In verità, non va dimenticato che ancora a metà degli anni Novanta il clan Barzani non esitò ad allearsi con Saddam Hussein (il cui esercito si era macchiato di crimini orribili contro i curdi, persino ricorrendo all’uso delle armi chimiche), pur di battere i Talabani, che a sua volta riceveva aiuto dall’Iran. Anche con i curdi siriani non sono tutte rose e fiori. Nonostante l’antica utopia curda sia quella di creare uno Stato unitario a cavallo tra Iraq, Siria, Turchia e Iran, la realtà è che sino a pochi mesi fa tra Erbil, la capitale amministrativa del Kurdistan iracheno, e Qamishli, quella delle zone siriane, non correva affatto buon sangue. Da Ankara lo avevano detto in modo chiaro ai dirigenti di Erbil: se voi vi alleate a Qamishli, noi chiudiamo la frontiera e strozziamo la vostra economia. Ai turchi non piace affatto il legame storico tra il Pkk, il Partito dei lavoratori del Kurdistan, lo storico movimento armato della sinistra curda indipendentista accusato di “terrorismo”, e i “fratelli” siriani, che oltretutto dal 2011 cooperano militarmente con la dittatura di Damasco contro le brigate dei ribelli fondamentalisti sunniti. La situazione è cambiata con la crescita della minaccia dello Stato islamico.

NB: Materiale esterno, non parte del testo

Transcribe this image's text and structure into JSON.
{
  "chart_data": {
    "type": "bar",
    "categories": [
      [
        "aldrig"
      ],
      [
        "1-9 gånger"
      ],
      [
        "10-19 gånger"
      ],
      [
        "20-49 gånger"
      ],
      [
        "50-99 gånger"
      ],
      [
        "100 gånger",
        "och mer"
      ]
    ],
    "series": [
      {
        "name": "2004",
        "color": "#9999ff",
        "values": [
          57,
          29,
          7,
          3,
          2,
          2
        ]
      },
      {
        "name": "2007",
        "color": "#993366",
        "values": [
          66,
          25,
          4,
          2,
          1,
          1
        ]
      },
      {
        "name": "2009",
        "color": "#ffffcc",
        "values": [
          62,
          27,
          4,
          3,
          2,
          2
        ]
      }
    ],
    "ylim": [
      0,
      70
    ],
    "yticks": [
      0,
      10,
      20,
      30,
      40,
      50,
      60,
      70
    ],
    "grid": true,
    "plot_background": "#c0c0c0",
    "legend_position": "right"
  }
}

La sua presa di Mosul ai primi di giugno e quindi le vittorie clamorose ai primi di agosto soprattutto (ma non solo) contro l’esercito regolare di Bagdad, hanno spinto tutte le forze regionali a serrare i ranghi.
E il rapido intervento aereo americano a partire dall’8 agosto ha cementato le nuove alleanze. se non ci fossero stati i raid americani, oggi facilmente Erbil sarebbe nelle mani dei tagliagole islamici», dicono apertamente i diplomatici occidentali in Iraq. Ciò non toglie però che, mentre i curdi iracheni hanno avuto bisogno degli aiuti americani e poi degli altri alleati occidentali (tra cui l’Italia) per cercare di riprendere l’iniziativa bellica, i curdi siriani hanno fatto quasi tutto da soli, perdendo alcune migliaia di combattenti. Una delle battaglie più importanti è avvenuta tra l’altro vicino ai pozzi petroliferi di Remilan (che si calcola possano produrre sino a 90 mila barili di greggio al giorno, ndr), una trentina di chilometri dal confine con l’Iraq. «I curdi siriani sono saliti sino sulla cima della montagna di Sinjar per cercare di salvare la nostra gente. Da soli hanno aperto corridoi umanitari e tenuto a bada un nemico molto più forte per uomini e mezzi» rivelano ancora gli yazidi. «Oggi sono quelli di Qamishli i veri eredi dei vecchi combattenti curdi, i leoni delle montagne».